To mitigate this issue, recent studies have focused on enhancing the fine-grained perceptual capacity of visual document retrievers, thereby enabling more localized evidence modeling (Tong et al., 2025; Li et al., 2025c). VDocRetriever (Tanaka et al., 2025) trains VLMs to learn encoded representations of visual document pages by reproducing OCR results and aligning image representations with the corresponding textual representations derived from OCR. ColPali (Faysse et al., 2025) further partitions each document page into multiple visual regions and performs matching between query tokens and these regions, aggregating region-level similarity scores to estimate relevance based on localized alignments rather than a single global representation. While these approaches improve fine-grained perceptual modeling, they still rely on indirect supervision and do not explicitly specify which localized evidence grounds the query relevance. As a result, the learned representations lack explicit evidence grounding, which hampers robust identification of query-relevant regions in complex document layouts (Liu et al., 2025).
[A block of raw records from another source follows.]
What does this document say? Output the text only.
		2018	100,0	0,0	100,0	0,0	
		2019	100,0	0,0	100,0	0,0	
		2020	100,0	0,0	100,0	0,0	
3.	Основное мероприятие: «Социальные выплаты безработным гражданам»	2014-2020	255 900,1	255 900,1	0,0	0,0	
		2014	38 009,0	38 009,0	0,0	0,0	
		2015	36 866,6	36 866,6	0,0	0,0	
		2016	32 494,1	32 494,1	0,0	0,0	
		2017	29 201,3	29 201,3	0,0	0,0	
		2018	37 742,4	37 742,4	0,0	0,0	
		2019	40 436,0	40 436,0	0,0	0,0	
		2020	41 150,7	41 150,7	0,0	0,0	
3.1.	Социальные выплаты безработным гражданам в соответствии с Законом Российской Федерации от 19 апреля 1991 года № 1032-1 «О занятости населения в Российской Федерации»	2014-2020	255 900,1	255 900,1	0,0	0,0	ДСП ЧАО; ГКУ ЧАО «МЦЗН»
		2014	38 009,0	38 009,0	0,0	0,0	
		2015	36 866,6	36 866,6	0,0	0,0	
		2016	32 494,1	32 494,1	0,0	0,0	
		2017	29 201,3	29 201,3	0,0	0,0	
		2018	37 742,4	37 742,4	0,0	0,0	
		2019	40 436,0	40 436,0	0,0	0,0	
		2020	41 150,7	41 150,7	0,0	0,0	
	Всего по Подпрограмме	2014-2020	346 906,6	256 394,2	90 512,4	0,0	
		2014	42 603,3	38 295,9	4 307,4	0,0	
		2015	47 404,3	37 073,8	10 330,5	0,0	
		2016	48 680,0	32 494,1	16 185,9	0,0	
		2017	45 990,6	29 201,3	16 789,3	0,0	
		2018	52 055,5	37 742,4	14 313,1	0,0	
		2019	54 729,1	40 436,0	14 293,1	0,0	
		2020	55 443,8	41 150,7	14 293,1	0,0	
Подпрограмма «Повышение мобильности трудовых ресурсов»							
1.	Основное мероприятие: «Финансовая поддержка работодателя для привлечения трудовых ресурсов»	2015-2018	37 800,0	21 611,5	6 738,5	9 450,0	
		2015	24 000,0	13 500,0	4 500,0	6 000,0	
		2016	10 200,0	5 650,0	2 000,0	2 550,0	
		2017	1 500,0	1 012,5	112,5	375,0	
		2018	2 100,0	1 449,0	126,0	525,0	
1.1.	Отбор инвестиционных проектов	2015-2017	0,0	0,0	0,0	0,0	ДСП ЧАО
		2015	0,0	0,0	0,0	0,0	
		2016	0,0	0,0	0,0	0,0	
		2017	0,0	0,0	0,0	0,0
To enhance the visual perception capabilities of VLMs, recent works have leveraged their inherent reasoning ability to enable reasoning-guided visual focusing behaviors, where models dynamically attend to query-relevant regions through implicit visual exploration during the reasoning process (Wang et al., 2025a; Shen et al., 2025; Wang et al., 2025b, c). DyFo (Li et al., 2025a) introduces dynamic focusing by continuously updating attended regions during reasoning, allowing attention to adaptively shift across different regions of the input. In contrast, Chain-of-Focus (Zhang et al., 2025b) explicitly formulates reasoning-guided focusing as a coarse-to-fine process, in which attention is progressively narrowed and refined in alignment with intermediate reasoning states. PixelReasoner (Wang et al., 2025a) further advances this line of work by explicitly modeling pixel-level visual operations, such as zooming and region selection, and integrating them into multi-step reasoning processes, thereby enabling the model to make explicit decisions about where to attend. Collectively, these recent advances suggest that leveraging reasoning signals to guide visual attention provides a more principled mechanism for localizing query-relevant evidence in complex documents (Shih et al., 2016; Kang et al., 2025; Lu et al., 2025; Li et al., 2025b). However, existing retrievers primarily rely on global alignment signals between the query and entire document pages (Yu et al., 2025; Ma et al., 2024; Bakkali et al., 2025). In contrast, the reasoning-guided focusing capabilities remain largely unexplored and have not yet been incorporated as fine-grained supervision signals for optimizing visual document retrieval.

3. Methodology

In this section, we first introduce the preliminaries of visual document retrieval (Sec. 3.1), and then present the reasoning-guided alignment mechanism adopted in ReAlign (Sec. 3.2).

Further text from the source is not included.